Few are talking about another housing bubble just yet, but many worry rising prices could start to hamper Utah’s record-setting economic growth as incoming workers find it increasingly difficult to afford homes.
For the first time in nearly 40 years, the number of Utah households has outstripped available homes. Supplies of the three major types of housing in Utah — existing homes, rentals and new construction — are all currently “strained,” according to a recent campaign launched by the Salt Lake Chamber.
That squeeze led both single-family home and rental prices to go up by 6 percent last year alone, its analysis showed.
Why we move
Hold on, say some leading Utah experts on the economics of migration. Large projections for how many people might exit high-tax states for Utah and other locales may be overblown.
Taxes, they argue, are just one factor in a constellation of reasons why Americans move, whether across the state or across the country.
“They don’t just go for income,” said Pam Perlich, director of demographic research at the University of Utah’s Kem C. Gardner Policy Institute. “They consider lifestyle, family ties, quality of life, schools for people with kids, safety, crime rates — even the weather.”

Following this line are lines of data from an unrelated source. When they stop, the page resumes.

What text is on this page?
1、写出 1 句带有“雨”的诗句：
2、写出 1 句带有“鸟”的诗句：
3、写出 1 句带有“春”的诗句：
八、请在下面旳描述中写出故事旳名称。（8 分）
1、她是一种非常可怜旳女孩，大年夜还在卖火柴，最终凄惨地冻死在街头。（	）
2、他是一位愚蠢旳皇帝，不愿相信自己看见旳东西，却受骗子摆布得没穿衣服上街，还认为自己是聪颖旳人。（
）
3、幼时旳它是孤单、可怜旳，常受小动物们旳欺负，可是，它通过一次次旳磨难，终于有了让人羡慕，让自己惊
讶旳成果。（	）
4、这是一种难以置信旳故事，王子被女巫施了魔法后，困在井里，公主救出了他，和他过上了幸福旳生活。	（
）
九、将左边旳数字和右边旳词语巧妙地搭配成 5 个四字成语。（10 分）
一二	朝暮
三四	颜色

In fact, Perlich said, polls show that tax rates fall well behind considerations like cost of living, health care and climate as people weigh whether to move. And for many, employment itself is the main driver.
“They are moving for jobs,” said James Wood, Perlich’s colleague, senior fellow and economist at the Gardner Policy Institute. “That’s the reason they come, and that’s the reason we’re doing well, because we’re creating a lot of jobs.”

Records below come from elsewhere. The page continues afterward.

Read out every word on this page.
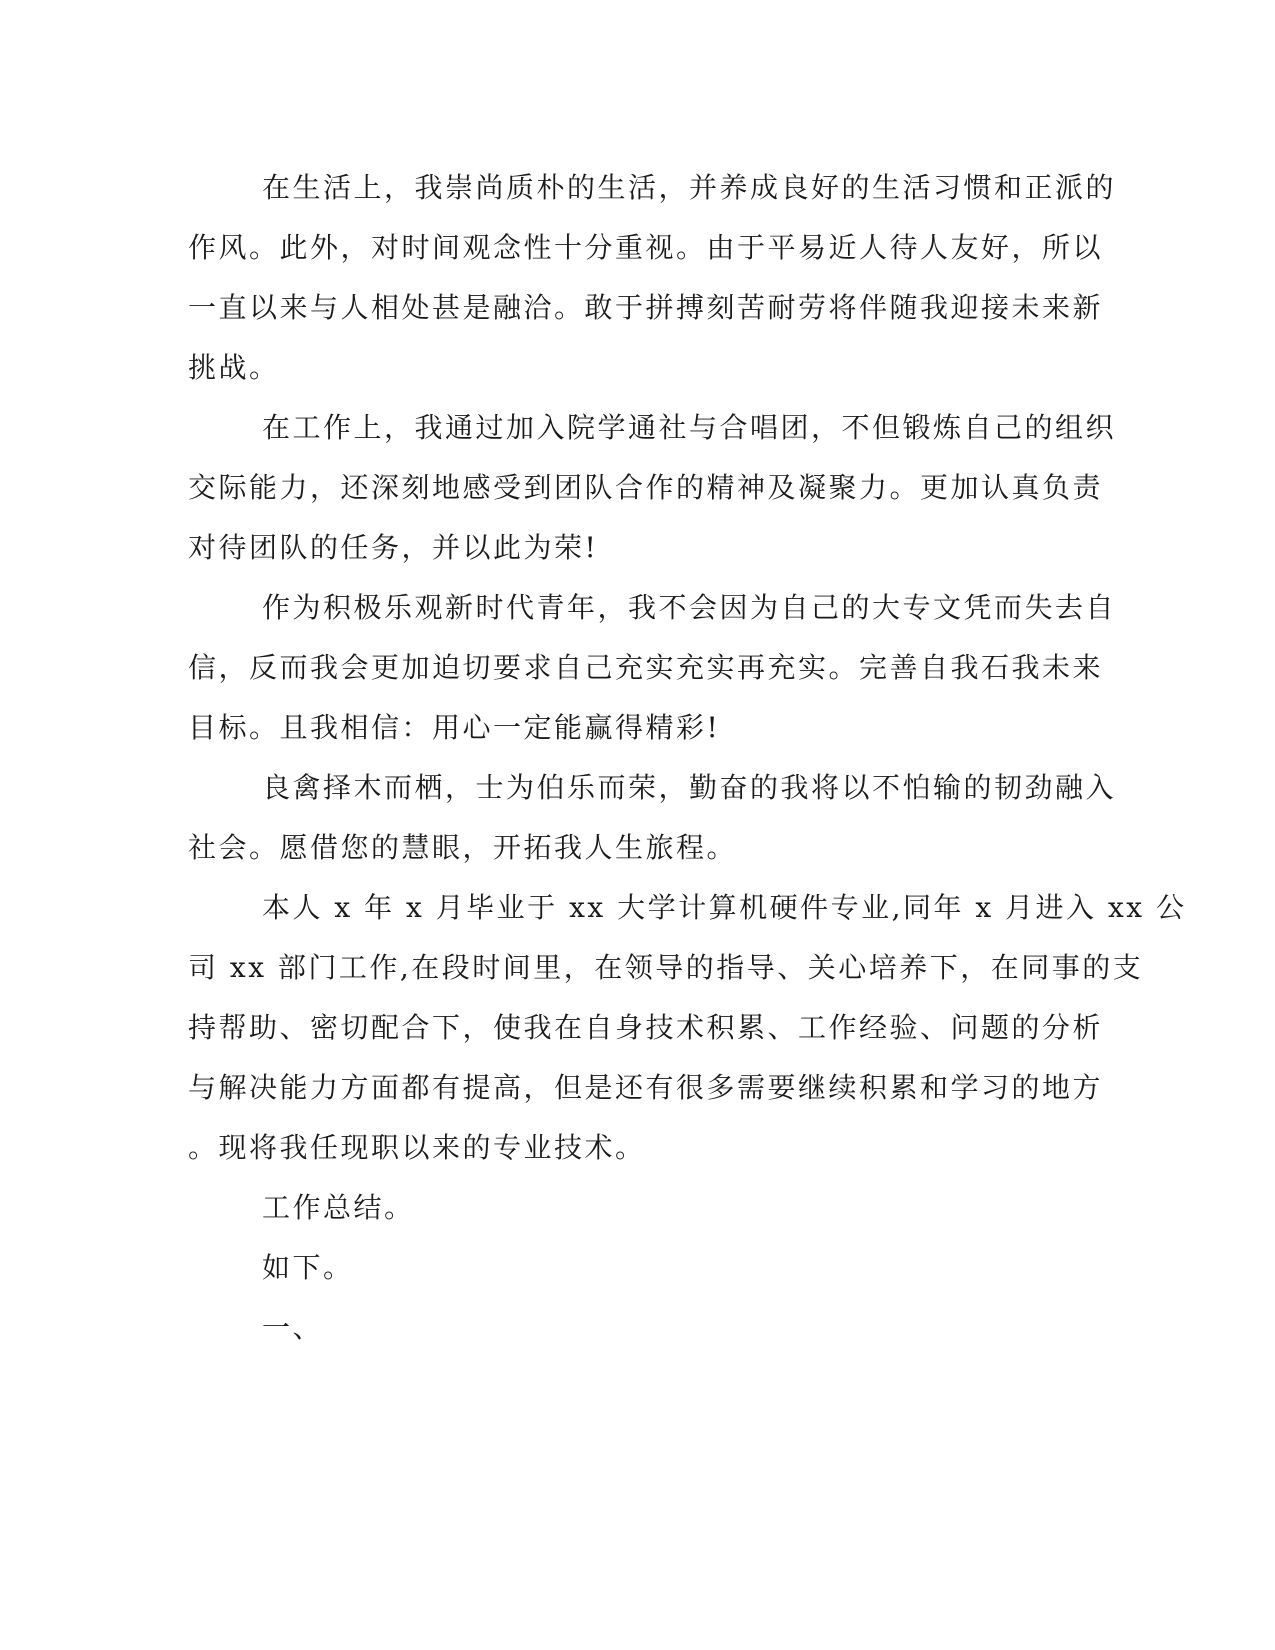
在生活上，我崇尚质朴的生活，并养成良好的生活习惯和正派的
作风。此外，对时间观念性十分重视。由于平易近人待人友好，所以
一直以来与人相处甚是融洽。敢于拼搏刻苦耐劳将伴随我迎接未来新
挑战。
在工作上，我通过加入院学通社与合唱团，不但锻炼自己的组织
交际能力，还深刻地感受到团队合作的精神及凝聚力。更加认真负责
对待团队的任务，并以此为荣!
作为积极乐观新时代青年，我不会因为自己的大专文凭而失去自
信，反而我会更加迫切要求自己充实充实再充实。完善自我石我未来
目标。且我相信：用心一定能赢得精彩!
良禽择木而栖，士为伯乐而荣，勤奋的我将以不怕输的韧劲融入
社会。愿借您的慧眼，开拓我人生旅程。
本人 x 年 x 月毕业于 xx 大学计算机硬件专业,同年 x 月进入 xx 公
司 xx 部门工作,在段时间里，在领导的指导、关心培养下，在同事的支
持帮助、密切配合下，使我在自身技术积累、工作经验、问题的分析
与解决能力方面都有提高，但是还有很多需要继续积累和学习的地方
。现将我任现职以来的专业技术。
工作总结。
如下。
一、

Utah will probably see increases in those moving to the state — particularly retirees — due to the latest changes in U.S. tax law, Perlich said, “but it won’t be like the floodgates opening.”
“There will be some more people that come to Utah,” she said, “but those would have been people who were probably getting ready to move anyway.”
Greener pastures
California native and well-known restaurateur Aaron Ferer fits that description in many ways.
Ferer, 75, came to Utah in the 1990s and built a home in Deer Valley’s Bald Eagle development that later sold for more than $6 million, a record of sorts at the time. He has since partnered with retired Utah Jazz player Mark Eaton and others to create the high-end Italian eatery Tuscany in Holladay, one of seven restaurants in Utah and California that Ferer has opened.
With a financial foot in both states, Ferer says taxes are indeed driving businesses and residents at higher income levels out of California. He estimates his costs would be 30 percent to 35 percent higher if he lived on the coast full time.
“People cannot afford to live there anymore,” he said one recent morning, standing outside his current Utah residence in Federal Heights. “You’ve got wealthier people saying, ‘Enough is enough!’ “
What’s more, Ferer said, a million dollars buys far more home in Utah than it does in California’s San Francisco Bay Area.
Their five children grown, Ferer and his wife, Sandra, hope to downsize and now have their fully modernized, 3,299-square-foot, federalist-style home on Arlington Drive on the market — asking price: $1.1 million.
In the three weeks or so it’s been listed, Ferer said, “we’ve had a lot of showings” but no buyers yet. “That’s OK,” he said. “People are liking it. We’re not in a hurry.”